I continued to supply the dog butcher with fuel during that final summer then I left for the university to study English and Western Letters. I heard no more of the dog butcher until I went home to visit two years later, when I was told that he was ill. Knowing he had no family, I walked to his village and found him emaciated, bedridden, and lying in a

pool of dark red urine. I stayed with him for nine or ten days, feeding and cleaning him, changing his straw, and making him teas. Though it was summer, I offered to break the seal of his cauldron in the hope that the broth might help his condition, but he replied, "It is too late, for I see the separation of earth and sky, and am already passing between them."

I held him for the rest of that day, repeatedly alarmed by pauses in his breathing, and in the evening he pulled me close by my collar and in a voice as thin as the wing of a fly, told me of the origin of his heavenly stew. It had been started two thousand years earlier by his ancestor, Fen Kuai, himself a dog butcher who went on to become General of the Armies of the Emperor Liu Bang, peasant founder of the glorious Han dynasty.

I was anxious to hear more-to learn the details of the lineage of the broth, but the dog butcher was too weak by then to utter more than these, his final words: "Meng Dian, I am about to enter the bardo again, leaving behind no thing but the heavenly stew, which I entrust to you. You must give half of each year's stew to the Orphanage at Anyang, for such has always been done."

The dog butcher died that night, and in the morning I carried his withered body to the mountains and entombed him in a cave which I sealed with rocks and clay. Unsure of how to proceed, I stayed in the mountains practicing Chan meditation, and as I meditated, I came to understand that the dog butcher-who had sometimes seemed the harshest of men-was in fact a boddhisattva, an enlightened being who, forsaking the delights of The Pure Land, had chosen to return to the human realm in order to be of help to others.

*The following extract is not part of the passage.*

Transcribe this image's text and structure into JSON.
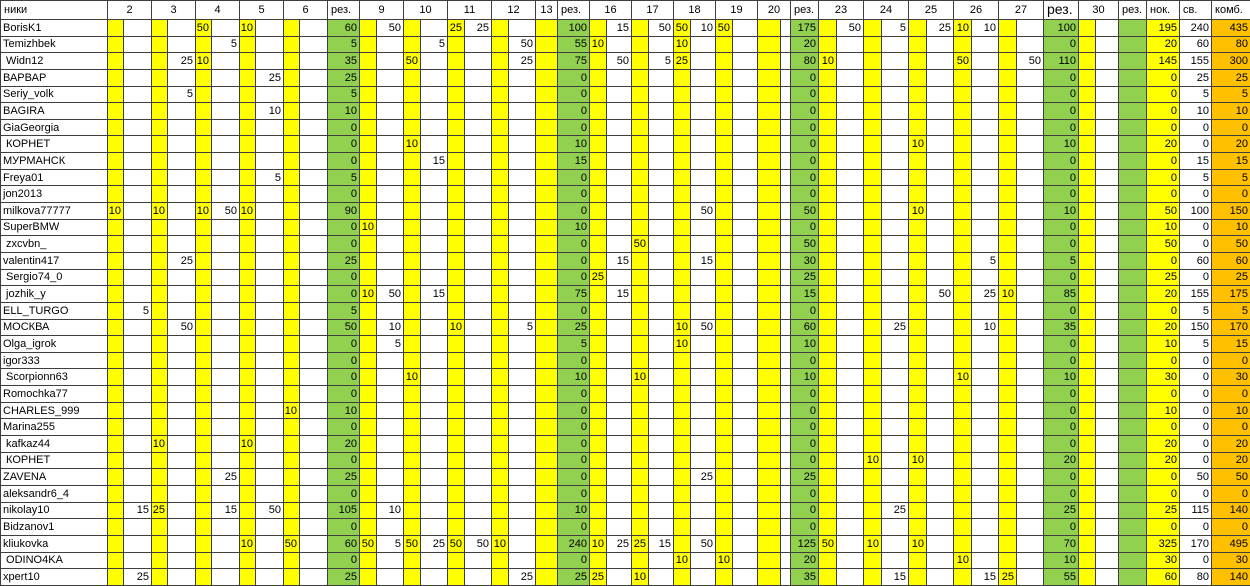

My goal-to honor the dog butcher's bequest to the orphanage at Anyang was clear-but the path to that goal was not. I did not, myself, wish to become a dog butcher. Instead, I fervently wished to become a professor and a writer; wished to dedicate my life to making the stories of the Orient known to the Occident by the telling of them in English.

Still uncertain how to proceed after days of meditation, I sought the advice of the master of the orphanage, an ancient man of evident wisdom and compassion. He demurred from advising me directly, though that was my request, and instead introduced me to his helper, Quin Yong. He was, to my surprise, the same Quin Yong who had preceded me as the dog butcher's assistant. He had been, I learned, himself a ward of the orphanage, who had returned to Anyang to help his master in his declining years. At twenty years of age, Quin Yong was only a little older than I, and we talked easily and quickly reached agreement: He would become the new dog butcher, using his gains to support the orphanage, and, should I die before my mother, he would provide for her.

I seldom go home during these my middle years, for my time is taken with teaching and writing here in Nanking, but I sometimes call my mother on the village telephone. Though very old now, she remains well and seems to hear most of what I say. She reports that Quin Yong comes to our village each winter, his approach announced, first by the dogs and then by the ancient call of "Daa Gou BAAAAaaa...!  Daa Gou BAAAAaaa...!  Daa Gou BAAAAaaa...!"

Wuan (The End)

Note: Meng Dian is a Chinese translation of the name George Simone, which translation was graciously provided by the author's adoptive brother, Zidong Zhao, a mainland Chinese who has himself been a dog butcher's assistant.